On ne sait rien de son enfance qui se déroula vraisemblablement dans la forêt de Paimpont où sa famille avait une résidence. On ne connaît pas non plus les motifs exacts qui poussèrent le prince breton à s’exiler en Morinie (ancien nom de la Flandre maritime, où l’on retrouve la racine bretonne mor : mer). D’après A. Le Grand, moine et biographe du 17ème siècle, ce serait le refus de la succession de Judicaël qui lui revenait, et l’appréhension de devoir accepter la couronne royale sous la contrainte qui décida Winoc à quitter la Bretagne. « Sors de ta terre et de ta parenté, et de la maison de ton Père, avait dit Yavhe à Abraham, et viens en la terre que je te montrerai. » Avec trois compagnons, il prit la direction de cette Morinie, vers 662, avec la certitude d’y trouver d’autres bretons émigrés, ou leurs descendants, qui, comme sa propre famille, à la fin du 5ème siècle, fuirent la Grande-Bretagne devant l’invasion saxonne.

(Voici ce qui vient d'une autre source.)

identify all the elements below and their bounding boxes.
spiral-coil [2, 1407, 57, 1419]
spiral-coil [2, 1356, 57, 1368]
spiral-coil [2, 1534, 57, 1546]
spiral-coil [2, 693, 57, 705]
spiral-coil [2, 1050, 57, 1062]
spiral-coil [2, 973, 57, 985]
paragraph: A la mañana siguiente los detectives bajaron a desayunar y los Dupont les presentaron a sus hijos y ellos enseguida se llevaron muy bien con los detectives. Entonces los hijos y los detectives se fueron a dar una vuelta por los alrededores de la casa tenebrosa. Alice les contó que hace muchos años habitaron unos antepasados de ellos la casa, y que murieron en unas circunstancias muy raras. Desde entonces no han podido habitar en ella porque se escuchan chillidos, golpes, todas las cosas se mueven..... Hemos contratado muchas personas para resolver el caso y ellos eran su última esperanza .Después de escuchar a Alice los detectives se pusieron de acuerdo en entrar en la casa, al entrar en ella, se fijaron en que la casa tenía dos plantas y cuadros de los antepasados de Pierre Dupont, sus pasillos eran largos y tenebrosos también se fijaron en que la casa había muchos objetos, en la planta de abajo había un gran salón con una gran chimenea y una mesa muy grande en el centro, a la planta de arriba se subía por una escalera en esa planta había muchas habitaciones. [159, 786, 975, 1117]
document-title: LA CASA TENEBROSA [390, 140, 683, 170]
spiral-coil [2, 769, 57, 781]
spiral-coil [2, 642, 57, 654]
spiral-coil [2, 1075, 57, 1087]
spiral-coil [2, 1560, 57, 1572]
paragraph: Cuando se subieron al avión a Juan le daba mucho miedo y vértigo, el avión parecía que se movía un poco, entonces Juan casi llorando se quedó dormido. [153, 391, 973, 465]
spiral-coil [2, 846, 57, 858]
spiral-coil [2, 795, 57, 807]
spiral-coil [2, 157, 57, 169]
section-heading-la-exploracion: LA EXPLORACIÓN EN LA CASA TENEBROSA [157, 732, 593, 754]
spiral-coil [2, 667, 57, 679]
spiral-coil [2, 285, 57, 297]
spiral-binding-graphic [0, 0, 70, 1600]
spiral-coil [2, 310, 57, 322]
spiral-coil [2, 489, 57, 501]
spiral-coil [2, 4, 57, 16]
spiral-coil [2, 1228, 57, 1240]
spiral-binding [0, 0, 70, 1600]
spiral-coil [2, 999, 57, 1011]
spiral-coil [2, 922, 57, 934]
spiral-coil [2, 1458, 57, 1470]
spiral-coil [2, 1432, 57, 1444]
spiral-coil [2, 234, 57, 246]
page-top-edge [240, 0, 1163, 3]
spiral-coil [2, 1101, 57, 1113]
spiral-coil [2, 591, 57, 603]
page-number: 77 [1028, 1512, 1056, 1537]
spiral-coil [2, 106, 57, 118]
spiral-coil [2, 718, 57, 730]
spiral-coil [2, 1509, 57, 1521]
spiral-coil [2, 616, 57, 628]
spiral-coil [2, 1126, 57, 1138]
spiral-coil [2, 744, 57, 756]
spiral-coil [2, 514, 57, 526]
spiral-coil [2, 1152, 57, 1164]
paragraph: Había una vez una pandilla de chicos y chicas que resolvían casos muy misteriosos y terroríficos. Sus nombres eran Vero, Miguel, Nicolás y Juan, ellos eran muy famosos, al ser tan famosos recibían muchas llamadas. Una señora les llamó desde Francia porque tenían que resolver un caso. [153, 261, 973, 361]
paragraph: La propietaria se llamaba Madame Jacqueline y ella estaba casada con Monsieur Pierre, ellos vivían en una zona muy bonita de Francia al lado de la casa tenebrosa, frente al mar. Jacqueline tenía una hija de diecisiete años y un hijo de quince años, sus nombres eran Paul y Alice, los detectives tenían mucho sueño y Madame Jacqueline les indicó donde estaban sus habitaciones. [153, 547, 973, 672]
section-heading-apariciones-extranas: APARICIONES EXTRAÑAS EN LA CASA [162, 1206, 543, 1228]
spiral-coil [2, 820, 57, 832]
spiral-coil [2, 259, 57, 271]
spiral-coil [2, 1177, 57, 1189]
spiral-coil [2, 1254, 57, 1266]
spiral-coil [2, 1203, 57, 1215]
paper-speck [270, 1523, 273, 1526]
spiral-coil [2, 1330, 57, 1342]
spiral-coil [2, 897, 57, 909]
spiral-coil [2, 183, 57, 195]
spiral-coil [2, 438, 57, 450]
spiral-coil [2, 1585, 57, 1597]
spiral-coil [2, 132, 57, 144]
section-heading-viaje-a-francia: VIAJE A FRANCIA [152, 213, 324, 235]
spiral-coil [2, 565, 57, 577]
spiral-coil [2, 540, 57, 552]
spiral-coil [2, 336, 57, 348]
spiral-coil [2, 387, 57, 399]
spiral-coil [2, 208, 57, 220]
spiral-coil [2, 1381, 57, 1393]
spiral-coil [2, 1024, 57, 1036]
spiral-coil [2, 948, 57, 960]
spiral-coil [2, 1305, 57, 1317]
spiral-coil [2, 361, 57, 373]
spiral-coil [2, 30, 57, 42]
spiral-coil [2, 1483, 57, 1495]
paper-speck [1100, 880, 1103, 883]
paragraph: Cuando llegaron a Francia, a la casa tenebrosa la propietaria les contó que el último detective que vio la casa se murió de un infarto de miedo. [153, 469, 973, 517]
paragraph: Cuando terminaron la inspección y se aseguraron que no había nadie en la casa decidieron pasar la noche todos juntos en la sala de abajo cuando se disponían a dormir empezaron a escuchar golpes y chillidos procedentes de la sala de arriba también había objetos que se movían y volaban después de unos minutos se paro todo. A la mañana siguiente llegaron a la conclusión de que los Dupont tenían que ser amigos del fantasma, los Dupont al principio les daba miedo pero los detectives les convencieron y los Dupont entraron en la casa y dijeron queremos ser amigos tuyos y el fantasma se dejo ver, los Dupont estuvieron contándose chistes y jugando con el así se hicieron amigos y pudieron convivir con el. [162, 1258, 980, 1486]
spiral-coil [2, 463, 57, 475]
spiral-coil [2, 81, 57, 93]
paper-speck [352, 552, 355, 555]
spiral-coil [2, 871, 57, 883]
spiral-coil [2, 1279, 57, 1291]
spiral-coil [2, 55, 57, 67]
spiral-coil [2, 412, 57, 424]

Ils arrivèrent à Sithiu, aujourd’hui Saint Omer, où ils furent reçus par Saint Bertin, Abbé du monastère de cette ville. Observant la règle de Saint Colomban, il les initia à la vie monastique de cette abbaye qui se plaça bientôt dans l’ordre de Saint Benoît. Winoc et ses compagnons y passèrent un certain temps en se soumettant à une vie faite de prières, de travaux manuels, mais aussi de simplicité et d’austérité.
Puis leur Père Abbé les envoya à Bergues avec pour mission d’apporter la Bonne Nouvelle aux hommes de mer qui vivaient sur cette côte rude avant de rejoindre l’endroit qui allait s’appeler ensuite Wormhout. Cette terre était la propriété d’un Seigneur local qui en fit don aux moines en l’an 695. Ceux-ci y élevèrent un couvent, un hospice et une église. Ils s’y consacrèrent, dans la continuité de leur vie religieuse, à assister les pauvres et à accueillir les malades. Elevé par Saint Bertin au titre d’Abbé, il semble que Winoc survécut à ses compagnons bretons. Sous son administration, le monastère s’agrandit ce qui lui permit de développer son action auprès de la population à qui les moines apportaient la lumière, le réconfort, le progrès, ce qui contribua à en faire le centre rayonnant, riche de spiritualité et d’exemple de la région.